A short historical and technical look at Hawaiian slack key guitar

by Jim Harrington

The origin of slack key guitar, otherwise known as ki ho'alu, stretches back to the 1830s when Mexican and Spanish cowboys came to Hawaii to teach the locals how to handle an overpopulation of cattle. The cowboys brought with them their guitars and entertained the Hawaiians with the new instrument during evenings spent around the campfire. When the cowboys went back to the mainland, some left their guitars with the Hawaiians. But the cowboys didn't really take the time to teach the locals how to play, so the Hawaiians had to figure it out themselves.

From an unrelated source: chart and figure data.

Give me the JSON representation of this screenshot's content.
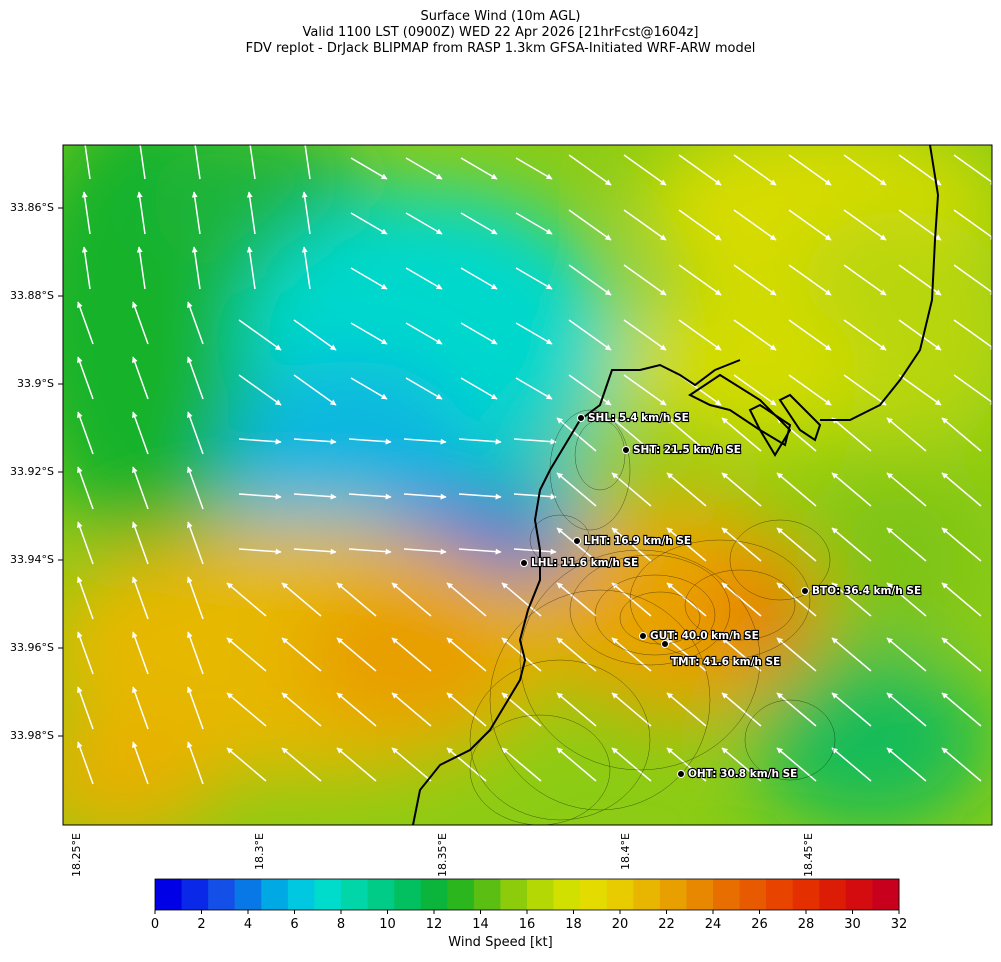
{
  "header": {
    "title_line1": "Surface Wind (10m AGL)",
    "title_line2": "Valid 1100 LST (0900Z) WED 22 Apr 2026 [21hrFcst@1604z]",
    "title_line3": "FDV replot - DrJack BLIPMAP from RASP 1.3km GFSA-Initiated WRF-ARW model"
  },
  "map": {
    "lat_labels": [
      "33.86°S",
      "33.88°S",
      "33.9°S",
      "33.92°S",
      "33.94°S",
      "33.96°S",
      "33.98°S"
    ],
    "lon_labels": [
      "18.25°E",
      "18.3°E",
      "18.35°E",
      "18.4°E",
      "18.45°E"
    ],
    "stations": [
      {
        "code": "SHL",
        "label": "SHL: 5.4 km/h SE"
      },
      {
        "code": "SHT",
        "label": "SHT: 21.5 km/h SE"
      },
      {
        "code": "LHT",
        "label": "LHT: 16.9 km/h SE"
      },
      {
        "code": "LHL",
        "label": "LHL: 11.6 km/h SE"
      },
      {
        "code": "BTO",
        "label": "BTO: 36.4 km/h SE"
      },
      {
        "code": "GUT",
        "label": "GUT: 40.0 km/h SE"
      },
      {
        "code": "TMT",
        "label": "TMT: 41.6 km/h SE"
      },
      {
        "code": "OHT",
        "label": "OHT: 30.8 km/h SE"
      }
    ]
  },
  "colorbar": {
    "label": "Wind Speed [kt]",
    "tick_labels": [
      "0",
      "2",
      "4",
      "6",
      "8",
      "10",
      "12",
      "14",
      "16",
      "18",
      "20",
      "22",
      "24",
      "26",
      "28",
      "30",
      "32"
    ],
    "colors": [
      "#0000e6",
      "#0a28e8",
      "#1450e8",
      "#0878e6",
      "#00a8e4",
      "#00c8e0",
      "#00dccc",
      "#00d6a8",
      "#00cc88",
      "#02c060",
      "#0bb43a",
      "#2cb61e",
      "#5abf12",
      "#8ccc0a",
      "#b4d804",
      "#d2e000",
      "#e4dc00",
      "#e8cc00",
      "#e8b600",
      "#e8a000",
      "#e88800",
      "#e86e00",
      "#e85a00",
      "#e84400",
      "#e43000",
      "#dc1c04",
      "#d40c10",
      "#c8001e"
    ]
  }
}
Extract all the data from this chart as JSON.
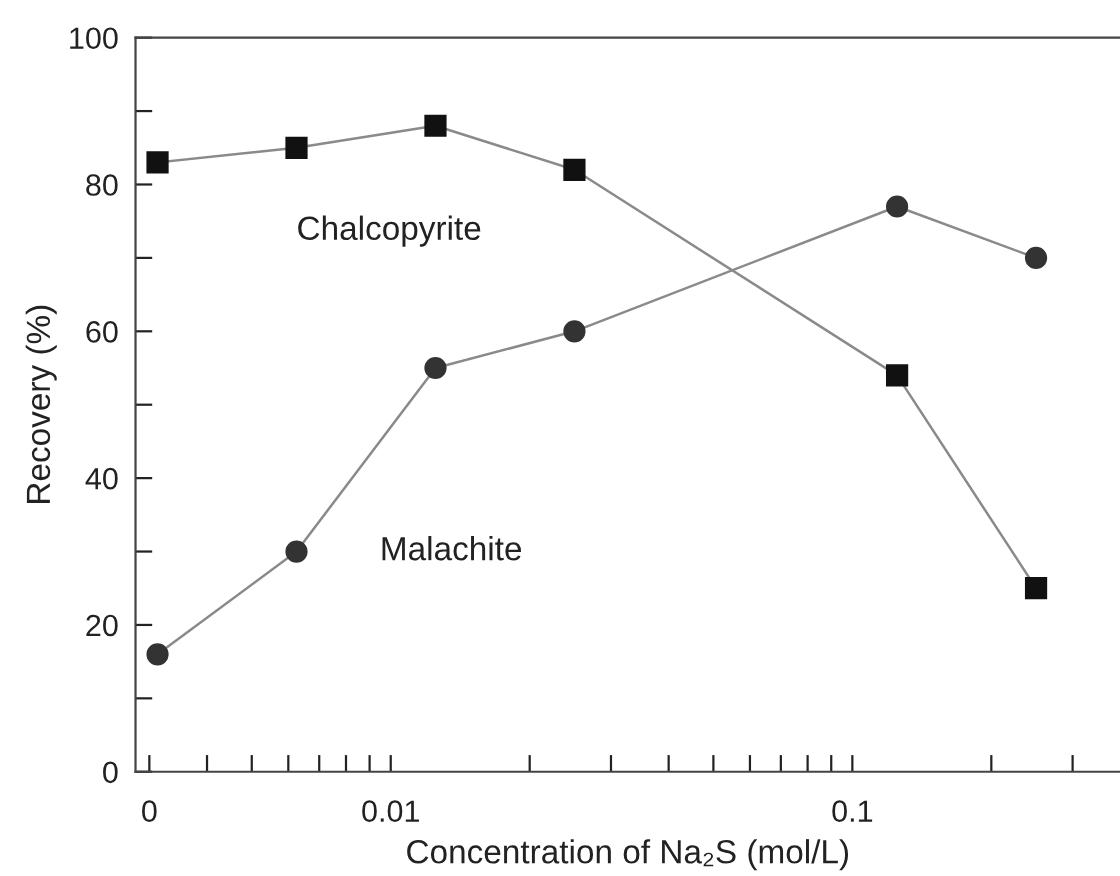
{
  "chart_data": {
    "type": "line",
    "xlabel": "Concentration of Na₂S (mol/L)",
    "ylabel": "Recovery (%)",
    "log": "x",
    "x": [
      0.003125,
      0.00625,
      0.0125,
      0.025,
      0.125,
      0.25
    ],
    "series": [
      {
        "name": "Chalcopyrite",
        "color": "#111111",
        "marker": "square",
        "values": [
          83,
          85,
          88,
          82,
          54,
          25
        ]
      },
      {
        "name": "Malachite",
        "color": "#333333",
        "marker": "circle",
        "values": [
          16,
          30,
          55,
          60,
          77,
          70
        ]
      }
    ],
    "xlim": [
      0.0028,
      0.38
    ],
    "xticks": [
      {
        "value": 0.003,
        "label": "0"
      },
      {
        "value": 0.004,
        "label": null
      },
      {
        "value": 0.005,
        "label": null
      },
      {
        "value": 0.006,
        "label": null
      },
      {
        "value": 0.007,
        "label": null
      },
      {
        "value": 0.008,
        "label": null
      },
      {
        "value": 0.009,
        "label": null
      },
      0.01,
      {
        "value": 0.02,
        "label": null
      },
      {
        "value": 0.03,
        "label": null
      },
      {
        "value": 0.04,
        "label": null
      },
      {
        "value": 0.05,
        "label": null
      },
      {
        "value": 0.06,
        "label": null
      },
      {
        "value": 0.07,
        "label": null
      },
      {
        "value": 0.08,
        "label": null
      },
      {
        "value": 0.09,
        "label": null
      },
      0.1,
      {
        "value": 0.2,
        "label": null
      },
      {
        "value": 0.3,
        "label": null
      }
    ],
    "ylim": [
      0,
      100
    ],
    "yticks": [
      0,
      {
        "value": 10,
        "label": null
      },
      20,
      {
        "value": 30,
        "label": null
      },
      40,
      {
        "value": 50,
        "label": null
      },
      60,
      {
        "value": 70,
        "label": null
      },
      80,
      {
        "value": 90,
        "label": null
      },
      100
    ],
    "line_style": "solid",
    "grid": false,
    "legend": false
  }
}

Luckily, they got it wrong.

Since there were few guitars, and even fewer people who knew how to play them, the Hawaiians had to develop a way to get a full sound out of each guitar. What they came up with was a new style where the bass and rhythm chords are picked on the three or four lowest-pitched strings with the thumb. The melody is then played on the two or three highest-pitched strings. Using finger techniques such as hammering on and pulling off, the slack key guitarist mimics the yodels and falsettos common in Hawaiian songs.

The new generation of island players incorporated what they learned from the Spanish and Mexican guitarists into their own traditional songs and rhythms. The Hawaiians also devised their own tunings, which were a good deal looser than their mainland counterparts (ki ho'alu translates to "loosen the key"--thus the term, slack key).

The result was a melodic finger-picking style of acoustic guitar playing rooted in traditional Hawaiian music with bits of Mexican, Spanish, Portuguese, American and other European influences tossed into the mix.

Slack key is very individual-oriented, with each performer "slacking" the guitar as desired for particular tunings. The same song done by different guitarists can sound quite different.